Among the onlookers is a diverse laundry list of spectators: Howard Lewis (Forest Whitaker), an American tourist who may have captured the shooter on his camcorder; Rex Brooks (Sigourney Weaver), a cable TV news producer covering the event; Veronica (Ayelet Zurer), a seductress with a pitch black secret; Javier (Edgar Ramirez), an undercover police officer; Enrique (Eduardo Noriega), a black-mailed special forces soldier; and Suarez (Saïd Taghmaoui), the only one who comprehends the big picture.

As the onlookers’ unique perspectives begin to illuminate the various facets of the horrific attack, the puzzle pieces begin to fall into place, fusing, in the end, to reveal shocking motivations and devastating double-crosses lurking just beneath the surface.

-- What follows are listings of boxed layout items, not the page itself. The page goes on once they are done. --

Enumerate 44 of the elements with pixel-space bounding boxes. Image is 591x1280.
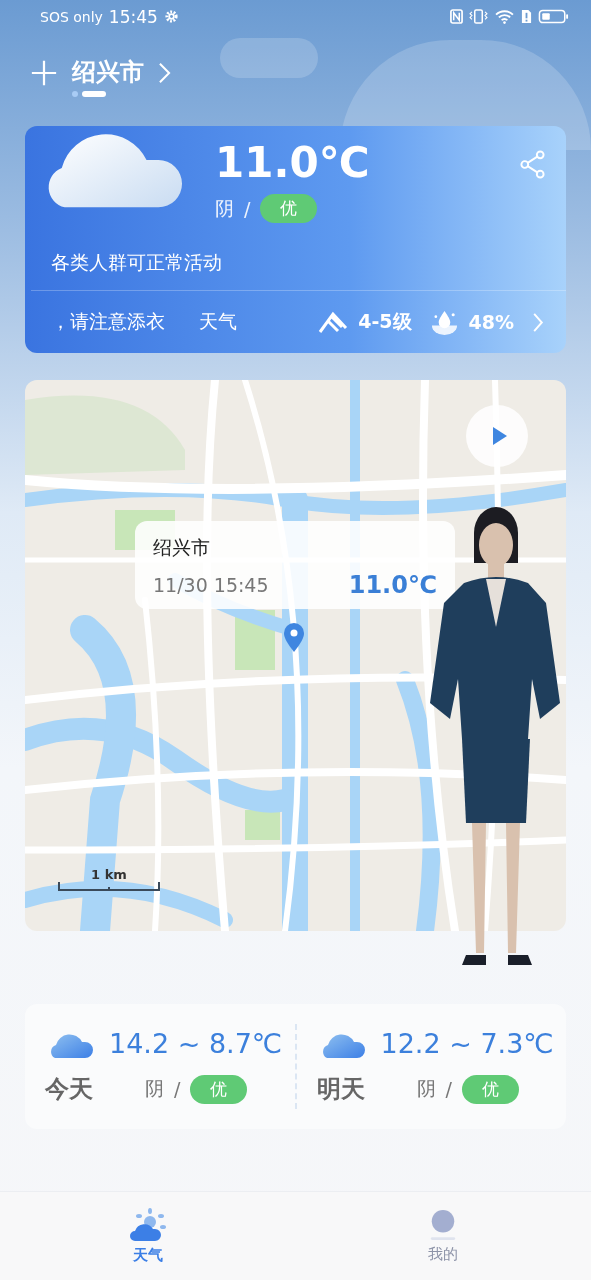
weather-tip-text: 天气 [199, 309, 237, 334]
temperature-range: 14.2 ~ 8.7℃ [109, 1028, 283, 1059]
separator-slash: / [445, 1078, 452, 1100]
current-temperature: 11.0℃ [215, 138, 370, 188]
scale-label: 1 km [91, 867, 127, 882]
nfc-icon [450, 9, 463, 24]
settings-icon [163, 9, 179, 24]
play-icon [492, 426, 508, 446]
location-pin-icon [283, 623, 305, 653]
map-view[interactable]: 绍兴市 11/30 15:45 11.0℃ 1 km [25, 380, 566, 931]
popup-city: 绍兴市 [153, 535, 211, 560]
nav-tab[interactable]: 天气 [0, 1192, 296, 1280]
popup-time: 11/30 15:45 [153, 574, 269, 596]
chevron-right-icon[interactable] [158, 62, 171, 84]
day-label: 明天 [316, 1074, 366, 1105]
air-quality-badge: 优 [461, 1074, 519, 1104]
nav-tab[interactable]: 我的 [295, 1192, 591, 1280]
battery-icon [538, 9, 569, 24]
popup-temperature: 11.0℃ [348, 571, 437, 599]
humidity-icon [429, 308, 459, 336]
add-icon[interactable] [30, 59, 58, 87]
weather-condition: 阴 [416, 1076, 436, 1101]
weather-icon [127, 1208, 168, 1242]
weather-condition: 阴 [215, 195, 234, 221]
share-icon[interactable] [519, 150, 546, 179]
humidity-value: 48% [468, 311, 514, 333]
sim-alert-icon [521, 9, 532, 24]
separator-slash: / [244, 197, 251, 220]
temperature-range: 12.2 ~ 7.3℃ [380, 1028, 554, 1059]
vibrate-icon [469, 9, 488, 24]
chevron-right-icon[interactable] [532, 311, 544, 333]
activity-advice: 各类人群可正常活动 [50, 250, 223, 275]
city-title[interactable]: 绍兴市 [72, 57, 144, 87]
clock-time: 15:45 [108, 6, 158, 27]
wind-level: 4-5级 [358, 309, 412, 334]
air-quality-badge: 优 [260, 194, 318, 223]
air-quality-badge: 优 [190, 1074, 248, 1104]
wind-icon [318, 310, 349, 334]
weather-condition: 阴 [145, 1076, 164, 1101]
carrier-text: SOS only [40, 8, 103, 25]
day-label: 今天 [45, 1074, 94, 1105]
wifi-icon [494, 9, 515, 24]
weather-tip-text: ，请注意添衣 [51, 309, 165, 334]
separator-slash: / [174, 1078, 181, 1100]
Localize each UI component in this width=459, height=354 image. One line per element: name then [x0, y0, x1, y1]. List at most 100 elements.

Vantage Point’s resolution isn’t nearly as complicated as the film would have you believe, purposely over–engineering the storyline to hide the plot’s obvious shortcomings. Things come together in the end with such a far-fetched degree of contrivance, that we’d have noticed it a lot sooner if it weren’t for all the car chases and pretty explosions. The complexity behind the attack on the president does not reflect a similar complexity of plot, but rather a case of twists and turns to disorientate the equilibrium of viewers’ common sense.

Although the action is supposed to repeat the same brief stretch of time, the filmmakers play fast and loose with the chronology, spending 20 minutes on a scene now that earlier ran for a quarter of that before. Major characters come and go with implausible regularity — assassins and conspirators are dispatched without so much as a hint to their motives.

Vantage Point comports itself with time-honored, industry established, traditional camerawork and editing. Why then does the film come across so lifeless and inert? Vantage Point makes its unfortunate debut in a post-Bourne world still reeling from the impact of Paul Greengrass’ audacious direction, Oliver Wood’s nausea-inducing cinematography and Christopher Rouse’s kinetic editing — a triumvirate juggernaut who have done nothing less than reinvent the action genre. The Bourne films have fundamentally altered the rules and it will be some time before everyone realizes it, much less catches up. Every action thriller from here on out must adapt or risk coming across like some sort of middling, antiquated dinosaur.

Vantage Point, in the hands of Bourne’s crew, would have been the most harrowing, edge-of-your-seat, thrill ride of the year. Instead the film’s unevenness is all the more glaring because of the inevitable comparison.